Shir Ha-Ma'alot #15

Fourth blessing of the Bircat Ha-Mazon – Part 1

"The Blessing of ‘Ha-Tov Ve-Ha-Meitiv - Who is good and who does good’ was established by the Sages in Yavneh, in memory of the slain Jews of Beitar, as Rav Matna said: The day on which the slain Jews of Beitar were afforded burial, the Sages in Yavneh established the Blessing of ‘Who is good and who does good.’ ‘Who is good’ because the bodies did not decay and ‘Who does good’ because they were afforded burial" (Berachot 48b). After the Romans crushed the Bar Kochba revolt, the evil emperor Hadrian denied burial to all of the hundreds of thousand slaughtered sacrifices in order to break the Nation’s spirit, and to cause a desecration of Hashem’s Name. After the passage of years, the decree was rescinded and there was a double miracle: the bodies of the fighters were afforded burial and it was also retroactively clarified that they did not decay. This was on Tu Bishvat - the fifteenth of Shvat (Ta’anit 31a). One who sacrifices his life for the sanctification of Hashem’s Name, the soul overpowers the body and holds it in place. The same applies in our days: two righteous individuals, Eliyahu Chakim and Eliyahu Beit-Tzuri, sacrificed their lives in Egypt to kill an evil Englishman named Lord Mavin who caused us much distress. After many years, the Egyptians returned the bodies to us, and it became clear that they remained in perfect form, and someone who had earlier known them, was amazed by the fact that their facial features were preserved (see Sichot Rabbenu 49, pg. 15). But one can question the longer version of this blessing. The accepted shorter version is: "Who is good and who does good." What did our Sages see to establish such great length here: "the Almighty, our Father, our King, our Sovereign, our Creator, our Redeemer, our Maker, our Holy One, Holy One of Yaakov, our Shepherd, the Shepherd of Israel, the King who is good and who does good for all. For every single day He did good..."?

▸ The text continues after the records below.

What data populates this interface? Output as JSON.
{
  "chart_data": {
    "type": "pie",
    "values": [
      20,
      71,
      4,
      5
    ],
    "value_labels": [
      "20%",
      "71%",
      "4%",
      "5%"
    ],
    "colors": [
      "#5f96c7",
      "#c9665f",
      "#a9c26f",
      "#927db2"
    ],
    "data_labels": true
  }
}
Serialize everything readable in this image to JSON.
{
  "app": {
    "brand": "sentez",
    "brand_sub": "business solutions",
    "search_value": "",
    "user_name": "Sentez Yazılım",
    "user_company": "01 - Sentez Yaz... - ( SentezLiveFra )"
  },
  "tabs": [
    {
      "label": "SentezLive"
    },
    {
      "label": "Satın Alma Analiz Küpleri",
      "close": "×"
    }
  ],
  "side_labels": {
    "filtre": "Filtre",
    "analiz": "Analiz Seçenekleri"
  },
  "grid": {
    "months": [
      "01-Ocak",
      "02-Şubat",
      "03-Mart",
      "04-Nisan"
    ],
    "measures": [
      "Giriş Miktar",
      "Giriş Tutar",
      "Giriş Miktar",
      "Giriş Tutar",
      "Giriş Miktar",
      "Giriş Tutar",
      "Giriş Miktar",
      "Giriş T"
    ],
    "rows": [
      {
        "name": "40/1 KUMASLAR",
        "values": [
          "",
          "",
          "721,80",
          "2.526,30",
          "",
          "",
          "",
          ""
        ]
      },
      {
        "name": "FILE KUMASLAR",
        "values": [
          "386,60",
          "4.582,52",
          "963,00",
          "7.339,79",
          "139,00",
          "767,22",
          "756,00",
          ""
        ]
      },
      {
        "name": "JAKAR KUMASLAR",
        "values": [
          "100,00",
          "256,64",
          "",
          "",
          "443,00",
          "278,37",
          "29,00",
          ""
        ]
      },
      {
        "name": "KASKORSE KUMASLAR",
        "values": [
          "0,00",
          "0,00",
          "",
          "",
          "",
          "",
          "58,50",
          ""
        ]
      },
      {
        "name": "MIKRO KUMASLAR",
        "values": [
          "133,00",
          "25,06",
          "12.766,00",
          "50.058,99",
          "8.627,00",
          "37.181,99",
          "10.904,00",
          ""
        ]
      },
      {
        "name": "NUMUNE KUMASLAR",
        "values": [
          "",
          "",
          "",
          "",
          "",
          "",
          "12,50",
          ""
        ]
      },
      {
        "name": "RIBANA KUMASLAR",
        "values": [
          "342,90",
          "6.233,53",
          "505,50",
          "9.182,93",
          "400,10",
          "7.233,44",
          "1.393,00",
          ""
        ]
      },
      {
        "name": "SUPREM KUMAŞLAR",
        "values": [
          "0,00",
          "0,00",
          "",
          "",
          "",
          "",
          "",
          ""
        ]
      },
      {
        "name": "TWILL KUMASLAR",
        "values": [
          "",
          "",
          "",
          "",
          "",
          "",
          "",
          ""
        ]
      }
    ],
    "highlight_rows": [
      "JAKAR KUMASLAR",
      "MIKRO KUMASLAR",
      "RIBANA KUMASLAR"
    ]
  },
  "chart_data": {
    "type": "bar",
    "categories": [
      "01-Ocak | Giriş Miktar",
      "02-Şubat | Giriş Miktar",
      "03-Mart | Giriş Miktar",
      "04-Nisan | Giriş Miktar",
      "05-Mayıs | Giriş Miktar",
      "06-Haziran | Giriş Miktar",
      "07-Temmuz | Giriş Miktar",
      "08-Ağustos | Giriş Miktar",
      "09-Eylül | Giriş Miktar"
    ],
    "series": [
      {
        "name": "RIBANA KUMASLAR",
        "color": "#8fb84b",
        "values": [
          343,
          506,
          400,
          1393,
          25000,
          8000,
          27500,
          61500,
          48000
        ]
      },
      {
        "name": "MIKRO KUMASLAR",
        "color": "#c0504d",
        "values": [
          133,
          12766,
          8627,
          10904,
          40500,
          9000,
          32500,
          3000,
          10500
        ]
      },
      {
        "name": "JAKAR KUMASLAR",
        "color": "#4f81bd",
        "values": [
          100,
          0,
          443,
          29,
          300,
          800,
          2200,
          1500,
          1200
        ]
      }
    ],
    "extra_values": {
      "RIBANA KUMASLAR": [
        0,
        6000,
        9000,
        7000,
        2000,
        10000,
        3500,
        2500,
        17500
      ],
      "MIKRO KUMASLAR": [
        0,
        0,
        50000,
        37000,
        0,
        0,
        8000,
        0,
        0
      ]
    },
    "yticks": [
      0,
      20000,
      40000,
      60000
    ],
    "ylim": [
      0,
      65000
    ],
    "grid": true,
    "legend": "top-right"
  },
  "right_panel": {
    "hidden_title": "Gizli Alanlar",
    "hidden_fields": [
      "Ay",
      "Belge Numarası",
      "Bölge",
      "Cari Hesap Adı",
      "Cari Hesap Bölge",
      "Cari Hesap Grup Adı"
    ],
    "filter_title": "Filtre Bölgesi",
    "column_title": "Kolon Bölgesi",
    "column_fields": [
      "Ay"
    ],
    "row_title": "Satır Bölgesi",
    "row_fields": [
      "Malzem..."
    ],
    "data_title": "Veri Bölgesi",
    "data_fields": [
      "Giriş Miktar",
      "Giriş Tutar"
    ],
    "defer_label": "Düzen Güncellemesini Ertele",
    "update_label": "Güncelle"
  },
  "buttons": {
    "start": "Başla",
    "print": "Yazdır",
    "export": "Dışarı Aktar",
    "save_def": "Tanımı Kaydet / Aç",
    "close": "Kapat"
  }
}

Our Rabbi, Ha-Rav Tzvi Yehudah, explained that this was in order to mislead the enemy. The Romans looked with an evil eye on this blessing of "Who is good and who does good" which magnified the heroism of Beitar, and they trailed after the Jews in order to ensure that they did not recite it, our Sages therefore hid it amongst a sea of words, in order that the Romans would not sense it. A similar phenomenon exists in relation to the recitation of the Shema which was forbidden to us. We therefore hid the verse "Shema Yisrael - Hear Israel" in the Kedushah of the reader’s repetition of the Musaf Shemoneh Esrei on Shabbat.